Contre la psychose de hausse
Le Figaro
27 décembre 1957
On tenterait vainement, aujourd'hui, de
prévoir comment évoluera l'économie française au cours de l'année
1958. Trop de causes d'incertitude interviennent, les unes liées
aux événements extérieurs, les autres internes à notre pays.

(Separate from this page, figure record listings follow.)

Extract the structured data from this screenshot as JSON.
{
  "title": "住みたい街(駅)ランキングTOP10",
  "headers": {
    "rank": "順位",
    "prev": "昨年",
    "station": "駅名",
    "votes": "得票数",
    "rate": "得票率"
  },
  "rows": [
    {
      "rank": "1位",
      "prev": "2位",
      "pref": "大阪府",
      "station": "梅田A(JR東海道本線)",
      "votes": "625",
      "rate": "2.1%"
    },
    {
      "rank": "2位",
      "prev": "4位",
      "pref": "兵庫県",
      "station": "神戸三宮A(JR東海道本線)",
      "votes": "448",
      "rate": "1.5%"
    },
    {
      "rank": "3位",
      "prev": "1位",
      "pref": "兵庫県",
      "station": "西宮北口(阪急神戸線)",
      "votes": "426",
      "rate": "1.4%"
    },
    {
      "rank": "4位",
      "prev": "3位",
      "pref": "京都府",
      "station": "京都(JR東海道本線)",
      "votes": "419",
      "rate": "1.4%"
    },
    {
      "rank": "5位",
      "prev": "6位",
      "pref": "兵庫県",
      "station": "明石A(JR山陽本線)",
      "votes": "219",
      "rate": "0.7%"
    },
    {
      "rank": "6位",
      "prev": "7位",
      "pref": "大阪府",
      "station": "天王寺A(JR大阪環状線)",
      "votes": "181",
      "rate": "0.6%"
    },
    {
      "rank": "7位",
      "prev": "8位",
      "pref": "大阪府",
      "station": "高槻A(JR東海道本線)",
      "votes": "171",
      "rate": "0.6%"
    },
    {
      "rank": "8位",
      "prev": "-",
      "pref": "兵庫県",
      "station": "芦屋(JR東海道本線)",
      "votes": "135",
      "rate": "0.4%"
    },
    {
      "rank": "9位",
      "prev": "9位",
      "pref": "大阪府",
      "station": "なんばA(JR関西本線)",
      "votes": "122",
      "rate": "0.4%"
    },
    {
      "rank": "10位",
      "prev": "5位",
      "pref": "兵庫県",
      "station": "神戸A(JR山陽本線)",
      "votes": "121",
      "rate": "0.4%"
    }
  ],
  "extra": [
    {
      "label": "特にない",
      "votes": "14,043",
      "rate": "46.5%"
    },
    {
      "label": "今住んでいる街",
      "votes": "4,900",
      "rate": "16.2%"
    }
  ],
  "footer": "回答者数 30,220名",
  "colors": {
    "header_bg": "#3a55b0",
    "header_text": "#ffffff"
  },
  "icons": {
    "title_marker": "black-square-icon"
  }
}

L'économie américaine est entrée dans une
phase que l'on peut baptiser "rajustement" ou "récession". Les
observateurs n'espèrent pas de reprise d'activité au cours du
premier semestre de 1958. Dans le reste du monde occidental, la
lutte contre l'inflation demeure à l'ordre du jour et les
restrictions monétaires sont plus sévères que jamais en
Grande-Bretagne. Dans quelle mesure les exportations françaises
seront-elles affectées par cette légère dépression? On ne saurait
le dire avec précision. Une fois de plus, la conjoncture française
n'est pas en accord avec la conjoncture mondiale. Les prix français
de gros aussi bien que de détail continuent de monter, alors que,
depuis des mois, les prix mondiaux des matières premières sont
orientés à la baisse. Au cours de ces dernières années,
l'insuffisance des exportations françaises était attribuée à
l'excès de la demande intérieure. À supposer que les mesures
récemment prises soient efficaces et libèrent des produits
supplémentaires pour la vente au dehors, nos exportations
pourraient ne pas progresser aussi vite que l'exige l'état de nos
comptes extérieurs par suite du rétrécissement des marchés,
imputables à la récession. Or, le ravitaillement de nos usines en
matières premières serait compromis si le déficit dépassait le
montant des devises fournies par les crédits étrangers.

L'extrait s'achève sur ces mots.